←back to thread

Shai-Hulud malware attack: Tinycolor and over 40 NPM packages compromised

(socket.dev)
1208 points jamesberthoty | 1 comments | 16 Sep 25 11:22 UTC | HN request time: 0.96s | source
Show context
foxfired ◴[16 Sep 25 21:41 UTC] No.45268501[source]
My problem is that, in the JS ecosystem, every single time you go through a CI/CD pipeline, you redownload everything. We should only download the first time and with the versions that are known to work. When we make a manual update to version, than only that should be downloaded once more.

I just checked one of our repos right now and it has a 981 packages. It's not even realistic to vet the packages or to know which one is compromised. 99% of them are dependencies of dependencies. Where do we even get started?

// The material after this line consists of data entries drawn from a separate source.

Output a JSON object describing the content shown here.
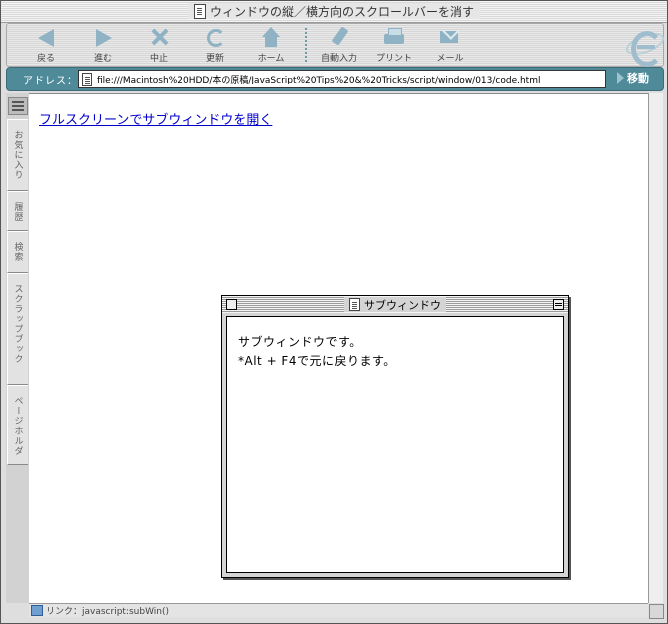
{
  "window": {
    "title": "ウィンドウの縦／横方向のスクロールバーを消す"
  },
  "toolbar": {
    "buttons": [
      {
        "label": "戻る",
        "icon": "back-arrow-icon"
      },
      {
        "label": "進む",
        "icon": "forward-arrow-icon"
      },
      {
        "label": "中止",
        "icon": "stop-icon"
      },
      {
        "label": "更新",
        "icon": "refresh-icon"
      },
      {
        "label": "ホーム",
        "icon": "home-icon"
      },
      {
        "label": "自動入力",
        "icon": "autofill-icon"
      },
      {
        "label": "プリント",
        "icon": "print-icon"
      },
      {
        "label": "メール",
        "icon": "mail-icon"
      }
    ]
  },
  "address": {
    "label": "アドレス：",
    "url": "file:///Macintosh%20HDD/本の原稿/JavaScript%20Tips%20&%20Tricks/script/window/013/code.html",
    "go_label": "移動"
  },
  "sidebar": {
    "tabs": [
      "お気に入り",
      "履歴",
      "検索",
      "スクラップブック",
      "ページホルダ"
    ]
  },
  "content": {
    "link_text": "フルスクリーンでサブウィンドウを開く"
  },
  "status": {
    "text": "リンク：javascript:subWin()"
  },
  "subwindow": {
    "title": "サブウィンドウ",
    "lines": [
      "サブウィンドウです。",
      "*Alt + F4で元に戻ります。"
    ]
  },
  "colors": {
    "address_bar": "#4f8a98",
    "link": "#0000cc",
    "icon_tint": "#8fb2c4"
  }
}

replies(3): >>45268537 #>>45268574 #>>45268604 #
1. homebrewer ◴[16 Sep 25 21:50 UTC] No.45268604[source]
Generate builder images and reuse them. It shaves minutes off each CI job with projects I'm working on and is non-optional because we're far from all major datacenters.

Or setup a caching proxy, whatever is easier for your org. I've had good experience with nexus previously, it's pretty heavy but very configurable, can introduce delays for new versions and check public vulnerability databases for you.

It's purely an efficiency problem though, nothing to do with security, which is covered by lock files.